Le chirurgien ne reconnaît pas les viols
Qu'attendre de Joël Le Scouarnec à l'audience ? Reconnaîtra-t-il enfin toute sa responsabilité ? C'est le grand enjeu de ce procès saintais. Quand les enquêteurs ou les magistrats l'interrogent, le chirurgien assume : "je suis pédophile". Mais pour obtenir des aveux complets, c'est une autre affaire.

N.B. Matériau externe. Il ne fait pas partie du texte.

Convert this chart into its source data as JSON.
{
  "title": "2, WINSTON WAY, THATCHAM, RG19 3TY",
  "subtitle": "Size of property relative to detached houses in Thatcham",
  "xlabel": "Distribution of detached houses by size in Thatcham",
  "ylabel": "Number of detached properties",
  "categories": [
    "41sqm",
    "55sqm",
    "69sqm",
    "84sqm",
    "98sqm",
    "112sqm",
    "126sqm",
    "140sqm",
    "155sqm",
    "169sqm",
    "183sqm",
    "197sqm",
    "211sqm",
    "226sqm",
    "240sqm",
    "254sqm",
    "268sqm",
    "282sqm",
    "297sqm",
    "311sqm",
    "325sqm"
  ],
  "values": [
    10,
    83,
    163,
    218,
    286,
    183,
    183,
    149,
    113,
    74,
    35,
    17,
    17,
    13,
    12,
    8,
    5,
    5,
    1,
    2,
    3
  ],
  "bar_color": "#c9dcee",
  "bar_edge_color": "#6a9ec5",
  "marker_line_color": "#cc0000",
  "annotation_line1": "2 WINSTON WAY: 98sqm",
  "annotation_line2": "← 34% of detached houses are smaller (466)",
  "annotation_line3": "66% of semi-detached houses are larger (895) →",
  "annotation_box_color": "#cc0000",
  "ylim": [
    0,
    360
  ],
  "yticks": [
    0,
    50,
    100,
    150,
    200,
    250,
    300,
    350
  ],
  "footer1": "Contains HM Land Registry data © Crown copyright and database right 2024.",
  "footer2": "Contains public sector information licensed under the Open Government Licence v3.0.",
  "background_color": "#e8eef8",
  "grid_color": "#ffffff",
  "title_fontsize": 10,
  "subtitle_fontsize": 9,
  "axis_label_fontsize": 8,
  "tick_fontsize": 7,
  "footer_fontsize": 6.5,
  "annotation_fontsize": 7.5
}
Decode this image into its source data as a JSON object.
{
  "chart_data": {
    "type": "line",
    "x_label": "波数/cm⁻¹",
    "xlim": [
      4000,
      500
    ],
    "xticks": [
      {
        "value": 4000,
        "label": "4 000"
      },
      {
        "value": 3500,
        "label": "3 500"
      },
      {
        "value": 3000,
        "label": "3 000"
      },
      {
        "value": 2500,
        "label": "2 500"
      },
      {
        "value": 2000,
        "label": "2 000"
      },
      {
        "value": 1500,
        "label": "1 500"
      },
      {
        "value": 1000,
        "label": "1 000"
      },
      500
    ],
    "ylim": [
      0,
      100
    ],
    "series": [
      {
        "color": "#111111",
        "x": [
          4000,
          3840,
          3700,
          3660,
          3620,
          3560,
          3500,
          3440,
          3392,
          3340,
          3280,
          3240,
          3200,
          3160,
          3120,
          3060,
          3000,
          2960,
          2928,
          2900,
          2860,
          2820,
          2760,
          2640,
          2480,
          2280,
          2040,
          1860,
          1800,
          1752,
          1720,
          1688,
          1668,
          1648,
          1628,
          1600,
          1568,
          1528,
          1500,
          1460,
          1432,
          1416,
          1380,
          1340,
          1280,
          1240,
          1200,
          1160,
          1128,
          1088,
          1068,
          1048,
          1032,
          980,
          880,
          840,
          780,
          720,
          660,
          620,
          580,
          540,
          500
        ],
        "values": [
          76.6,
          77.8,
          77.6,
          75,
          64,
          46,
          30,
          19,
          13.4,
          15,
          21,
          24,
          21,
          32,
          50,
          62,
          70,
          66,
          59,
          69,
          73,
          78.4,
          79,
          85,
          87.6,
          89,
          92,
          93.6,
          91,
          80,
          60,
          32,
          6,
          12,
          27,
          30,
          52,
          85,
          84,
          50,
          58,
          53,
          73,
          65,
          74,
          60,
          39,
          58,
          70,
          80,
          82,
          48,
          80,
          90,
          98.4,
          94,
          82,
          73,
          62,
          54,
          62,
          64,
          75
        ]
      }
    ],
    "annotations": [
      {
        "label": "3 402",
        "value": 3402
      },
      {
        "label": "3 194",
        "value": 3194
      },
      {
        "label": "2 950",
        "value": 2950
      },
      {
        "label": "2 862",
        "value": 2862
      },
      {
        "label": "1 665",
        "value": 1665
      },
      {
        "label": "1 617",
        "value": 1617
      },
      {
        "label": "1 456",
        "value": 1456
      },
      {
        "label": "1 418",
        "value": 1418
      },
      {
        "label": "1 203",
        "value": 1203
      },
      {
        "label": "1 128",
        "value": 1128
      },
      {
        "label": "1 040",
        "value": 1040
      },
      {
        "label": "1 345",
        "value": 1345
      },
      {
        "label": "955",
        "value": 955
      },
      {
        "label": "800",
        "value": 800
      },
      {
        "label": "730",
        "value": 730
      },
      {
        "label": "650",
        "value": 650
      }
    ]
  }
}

Le chirurgien ne reconnaît donc que des agressions sexuelles, pas de viol. Malgré les nombreuses "pénétrations digitales" décrites dans ses "carnets noirs", saisis dans sa maison de Jonzac où il vivait en ermite, carnets renfermant "une part de fantasme", assure-t-il.
"Il attend ce procès"
Adoptera-t-il à l'audience le même détachement, décrit le mois dernier par le procureur de la République de Lorient au moment de l'auditionner pour le deuxième volet de l'affaire? Pas du tout promet Thibaut Kurzawa, l'avocat saintais de Joël Le Scouarnec : "il entend s'expliquer, reconnaître ce qu'il a commis, contester ce qu'il n'a pas commis." Une ligne qui n'a pas bougé depuis l'éclatement de cette affaire.
"Il attend ce procès, pour s'adresser directement à ses victimes, poursuit Me Kurzawa. Mais aussi aux autres personnes à qui il a fait du mal, sa famille." Une famille qui savait mais n'a rien dit à la justice, comme l'a confirmé aux gendarmes la propre sœur de Joël Le Scouarnec. Citée comme témoin, elle va devoir s'expliquer, tout comme la femme du chirurgien, très attendue.
Omerta familiale
Officiellement, son épouse a tout découvert en 2004, quand son mari a été impliqué dans une première affaire de détention d'images pédopornographiques, qui lui vaudront une condamnation en 2005 à quatre mois de prison avec sursis, assortie d'aucune obligation. Elle l'a quitté à ce moment-là. Au courant presque dix ans plus tôt, selon Le Scouarnec lui-même, qui écrit dans ses carnets en 1996 : "elle sait".